Horse tranquilizer called ‘Vitamin K’ by ravers can lift depression within minutes: researchers
A new study published today in Nature reports on the chemical reaction that makes Ketamine, often used as an animal tranquilizer, an effective antidepressant. Researchers on the rave drug known as “Vitamin K” demonstrated that
“clinical trials by Zarate and others have shown that ketamine can lift depression in hours, or even minutes – much faster than the most commonly used antidepressant medications now available, which often require weeks to take effect. Further, the antidepressant effects of a single dose can last for a week or longer.”
The authors of the study were quick to note that “despite legitimate medical uses, ketamine also has dissociative, euphoric, and addictive properties, making it a potential drug of abuse and limiting its usefulness as a depression medication.”

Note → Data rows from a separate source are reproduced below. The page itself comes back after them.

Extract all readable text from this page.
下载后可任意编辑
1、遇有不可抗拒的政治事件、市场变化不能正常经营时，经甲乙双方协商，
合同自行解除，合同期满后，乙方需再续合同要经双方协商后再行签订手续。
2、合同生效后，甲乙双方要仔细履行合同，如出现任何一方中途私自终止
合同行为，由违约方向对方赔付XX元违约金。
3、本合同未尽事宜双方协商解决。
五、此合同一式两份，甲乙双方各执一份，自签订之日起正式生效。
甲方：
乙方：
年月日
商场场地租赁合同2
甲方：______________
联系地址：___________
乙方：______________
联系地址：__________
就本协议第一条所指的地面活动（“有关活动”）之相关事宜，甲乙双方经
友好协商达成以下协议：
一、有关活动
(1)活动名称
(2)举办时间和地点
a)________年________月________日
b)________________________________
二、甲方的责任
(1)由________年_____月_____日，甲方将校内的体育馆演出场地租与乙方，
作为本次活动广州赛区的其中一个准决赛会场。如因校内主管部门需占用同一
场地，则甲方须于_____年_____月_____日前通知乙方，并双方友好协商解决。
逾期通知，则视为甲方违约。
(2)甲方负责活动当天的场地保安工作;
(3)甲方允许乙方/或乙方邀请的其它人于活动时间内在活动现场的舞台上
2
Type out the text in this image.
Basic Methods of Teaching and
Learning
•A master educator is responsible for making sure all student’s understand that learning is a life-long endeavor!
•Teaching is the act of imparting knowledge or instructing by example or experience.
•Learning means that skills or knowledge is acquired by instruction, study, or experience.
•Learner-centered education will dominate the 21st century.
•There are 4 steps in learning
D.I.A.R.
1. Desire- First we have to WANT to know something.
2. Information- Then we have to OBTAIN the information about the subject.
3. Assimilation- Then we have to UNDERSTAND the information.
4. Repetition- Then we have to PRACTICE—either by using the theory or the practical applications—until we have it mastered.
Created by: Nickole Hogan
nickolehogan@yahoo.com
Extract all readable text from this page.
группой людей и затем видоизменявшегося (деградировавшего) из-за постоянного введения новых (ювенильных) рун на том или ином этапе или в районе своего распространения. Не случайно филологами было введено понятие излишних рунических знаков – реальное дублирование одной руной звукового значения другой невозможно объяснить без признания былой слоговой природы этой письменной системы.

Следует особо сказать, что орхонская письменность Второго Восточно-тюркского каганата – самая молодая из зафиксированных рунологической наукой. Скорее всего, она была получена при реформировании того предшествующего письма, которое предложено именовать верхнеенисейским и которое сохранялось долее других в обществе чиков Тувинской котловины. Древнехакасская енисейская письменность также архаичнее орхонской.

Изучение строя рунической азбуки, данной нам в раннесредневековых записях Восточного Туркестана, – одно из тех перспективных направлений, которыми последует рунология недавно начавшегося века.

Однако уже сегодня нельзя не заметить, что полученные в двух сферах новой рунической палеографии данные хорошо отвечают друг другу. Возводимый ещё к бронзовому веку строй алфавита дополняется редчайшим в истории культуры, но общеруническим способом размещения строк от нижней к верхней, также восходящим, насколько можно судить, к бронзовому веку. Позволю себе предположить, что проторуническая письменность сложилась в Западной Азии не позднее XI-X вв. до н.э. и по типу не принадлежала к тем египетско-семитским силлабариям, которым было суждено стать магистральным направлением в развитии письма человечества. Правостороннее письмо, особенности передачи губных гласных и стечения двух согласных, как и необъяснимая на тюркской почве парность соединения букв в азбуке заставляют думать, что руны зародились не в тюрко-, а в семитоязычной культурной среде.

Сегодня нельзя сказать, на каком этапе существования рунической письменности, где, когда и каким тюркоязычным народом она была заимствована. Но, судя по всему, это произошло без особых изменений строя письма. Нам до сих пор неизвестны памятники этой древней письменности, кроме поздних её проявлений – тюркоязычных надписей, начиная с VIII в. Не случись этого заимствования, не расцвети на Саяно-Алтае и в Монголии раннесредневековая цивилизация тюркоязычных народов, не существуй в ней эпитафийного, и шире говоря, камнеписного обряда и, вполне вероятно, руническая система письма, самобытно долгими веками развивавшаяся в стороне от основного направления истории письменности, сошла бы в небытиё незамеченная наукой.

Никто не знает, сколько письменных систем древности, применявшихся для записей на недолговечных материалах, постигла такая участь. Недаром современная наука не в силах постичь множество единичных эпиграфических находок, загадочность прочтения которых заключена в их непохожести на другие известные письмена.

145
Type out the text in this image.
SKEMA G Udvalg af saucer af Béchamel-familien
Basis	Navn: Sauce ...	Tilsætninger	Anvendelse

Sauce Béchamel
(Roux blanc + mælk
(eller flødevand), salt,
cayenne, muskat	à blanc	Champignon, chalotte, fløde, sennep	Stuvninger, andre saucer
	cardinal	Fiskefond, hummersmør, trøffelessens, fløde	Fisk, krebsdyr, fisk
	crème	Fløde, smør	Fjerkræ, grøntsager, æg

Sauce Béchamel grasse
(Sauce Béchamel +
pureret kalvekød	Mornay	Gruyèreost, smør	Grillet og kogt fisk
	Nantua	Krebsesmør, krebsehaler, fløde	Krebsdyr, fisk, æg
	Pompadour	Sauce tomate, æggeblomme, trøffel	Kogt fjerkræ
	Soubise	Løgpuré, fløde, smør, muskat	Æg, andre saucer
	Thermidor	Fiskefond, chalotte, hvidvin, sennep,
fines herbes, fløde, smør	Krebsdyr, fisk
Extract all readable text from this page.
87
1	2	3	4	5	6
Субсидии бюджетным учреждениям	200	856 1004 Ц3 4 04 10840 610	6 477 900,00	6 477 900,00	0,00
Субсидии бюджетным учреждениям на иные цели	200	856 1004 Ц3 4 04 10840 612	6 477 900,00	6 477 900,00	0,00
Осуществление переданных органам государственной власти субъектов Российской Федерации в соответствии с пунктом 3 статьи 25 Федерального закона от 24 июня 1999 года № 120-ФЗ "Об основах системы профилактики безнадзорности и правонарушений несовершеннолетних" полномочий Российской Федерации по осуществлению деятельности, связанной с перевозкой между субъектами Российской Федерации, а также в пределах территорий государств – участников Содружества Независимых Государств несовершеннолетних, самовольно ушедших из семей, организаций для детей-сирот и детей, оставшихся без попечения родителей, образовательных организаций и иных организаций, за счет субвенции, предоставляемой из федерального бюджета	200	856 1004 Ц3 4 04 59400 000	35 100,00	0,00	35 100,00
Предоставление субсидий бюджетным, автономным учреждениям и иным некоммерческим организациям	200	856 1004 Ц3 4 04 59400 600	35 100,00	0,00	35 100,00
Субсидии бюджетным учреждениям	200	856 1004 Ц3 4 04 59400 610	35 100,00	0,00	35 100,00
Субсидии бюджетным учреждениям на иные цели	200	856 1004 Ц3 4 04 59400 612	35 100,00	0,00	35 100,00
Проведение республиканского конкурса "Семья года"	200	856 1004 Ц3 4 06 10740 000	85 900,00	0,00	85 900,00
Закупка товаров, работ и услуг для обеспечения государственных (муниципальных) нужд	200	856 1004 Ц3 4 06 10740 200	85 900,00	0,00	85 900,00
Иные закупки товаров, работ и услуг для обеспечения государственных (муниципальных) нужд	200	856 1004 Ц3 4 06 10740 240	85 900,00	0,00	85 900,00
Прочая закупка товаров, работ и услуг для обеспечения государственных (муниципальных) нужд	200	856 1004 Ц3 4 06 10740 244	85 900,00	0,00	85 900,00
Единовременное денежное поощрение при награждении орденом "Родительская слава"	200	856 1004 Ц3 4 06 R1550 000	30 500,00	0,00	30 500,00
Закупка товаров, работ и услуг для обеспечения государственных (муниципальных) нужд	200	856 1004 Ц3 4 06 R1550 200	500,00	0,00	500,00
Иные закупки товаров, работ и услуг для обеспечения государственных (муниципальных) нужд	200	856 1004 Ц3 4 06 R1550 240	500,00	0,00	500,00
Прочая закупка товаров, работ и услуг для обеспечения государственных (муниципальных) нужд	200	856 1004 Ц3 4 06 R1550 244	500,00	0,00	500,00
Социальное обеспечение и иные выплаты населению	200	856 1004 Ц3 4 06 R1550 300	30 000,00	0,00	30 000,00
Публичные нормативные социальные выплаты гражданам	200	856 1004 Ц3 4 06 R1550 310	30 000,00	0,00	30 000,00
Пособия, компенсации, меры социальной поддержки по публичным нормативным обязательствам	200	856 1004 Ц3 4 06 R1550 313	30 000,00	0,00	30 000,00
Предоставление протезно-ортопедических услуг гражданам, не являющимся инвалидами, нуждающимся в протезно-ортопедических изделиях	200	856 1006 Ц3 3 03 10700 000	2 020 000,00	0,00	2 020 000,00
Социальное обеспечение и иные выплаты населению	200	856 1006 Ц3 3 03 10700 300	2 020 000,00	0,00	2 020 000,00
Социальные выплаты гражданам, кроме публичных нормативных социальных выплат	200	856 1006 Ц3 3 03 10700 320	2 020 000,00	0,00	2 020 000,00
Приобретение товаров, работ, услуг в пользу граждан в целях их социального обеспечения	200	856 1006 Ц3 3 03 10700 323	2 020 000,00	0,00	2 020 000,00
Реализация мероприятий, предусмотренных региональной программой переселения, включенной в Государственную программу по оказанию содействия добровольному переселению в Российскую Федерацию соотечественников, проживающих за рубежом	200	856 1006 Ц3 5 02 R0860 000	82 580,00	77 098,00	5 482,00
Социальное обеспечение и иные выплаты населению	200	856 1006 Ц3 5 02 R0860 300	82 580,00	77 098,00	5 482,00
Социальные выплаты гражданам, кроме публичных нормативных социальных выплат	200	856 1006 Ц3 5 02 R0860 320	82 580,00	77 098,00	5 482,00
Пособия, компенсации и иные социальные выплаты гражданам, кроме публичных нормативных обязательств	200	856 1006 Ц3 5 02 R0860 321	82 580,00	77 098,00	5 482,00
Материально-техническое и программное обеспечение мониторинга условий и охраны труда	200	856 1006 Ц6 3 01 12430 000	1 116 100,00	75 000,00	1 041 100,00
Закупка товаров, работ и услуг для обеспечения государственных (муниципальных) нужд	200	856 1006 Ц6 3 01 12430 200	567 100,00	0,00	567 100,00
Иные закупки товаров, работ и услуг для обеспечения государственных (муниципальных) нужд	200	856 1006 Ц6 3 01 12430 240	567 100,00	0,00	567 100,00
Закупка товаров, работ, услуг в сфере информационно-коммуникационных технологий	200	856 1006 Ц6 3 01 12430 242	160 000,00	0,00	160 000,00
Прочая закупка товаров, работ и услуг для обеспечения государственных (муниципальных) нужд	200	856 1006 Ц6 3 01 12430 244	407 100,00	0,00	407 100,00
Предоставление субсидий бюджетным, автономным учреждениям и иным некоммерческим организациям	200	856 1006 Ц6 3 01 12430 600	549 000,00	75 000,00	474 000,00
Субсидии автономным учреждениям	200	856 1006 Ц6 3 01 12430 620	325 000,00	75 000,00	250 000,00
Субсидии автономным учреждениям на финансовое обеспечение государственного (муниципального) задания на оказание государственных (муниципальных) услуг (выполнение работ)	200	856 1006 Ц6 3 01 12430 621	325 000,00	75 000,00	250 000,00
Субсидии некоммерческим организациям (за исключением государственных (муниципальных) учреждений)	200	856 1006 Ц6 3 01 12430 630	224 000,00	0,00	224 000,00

Among the known side effects of Ketamine are difficulty breathing, irregular heartbeat, and death.
The research pointed to a new direction in the treatment of depression rather than Selective Serotonin re-Uptake inhibitors (SSRI) or Serotonin-norepinephrone reuptake inhibitors (SNRI) that are the basis for current antidepressants. The scientists experimented with glutamate, which Ketamine interacts with:
“Ketamine belongs to a class of drugs that block cellular receptors for glutamate, the brain’s chief excitatory chemical messenger. Until now, the prevailing view was that ketamine produced its antidepressant effects by blocking N-methyl-D-aspartic acid (NMDA) glutamate receptors.”
While research is continuing, the study’s authors, who included scientists from the National Institute for Aging (NIA), were hopeful that a new class of antidepressants will aid those who suffer from the effects of depression in the future.
“Unraveling the mechanism mediating ketamine’s antidepressant activity is an important step in the process of drug development,” said Richard J. Hodes, M.D., NIA director. “New approaches are critical for the treatment of depression, especially for older adults and for patients who do not respond to current medications.”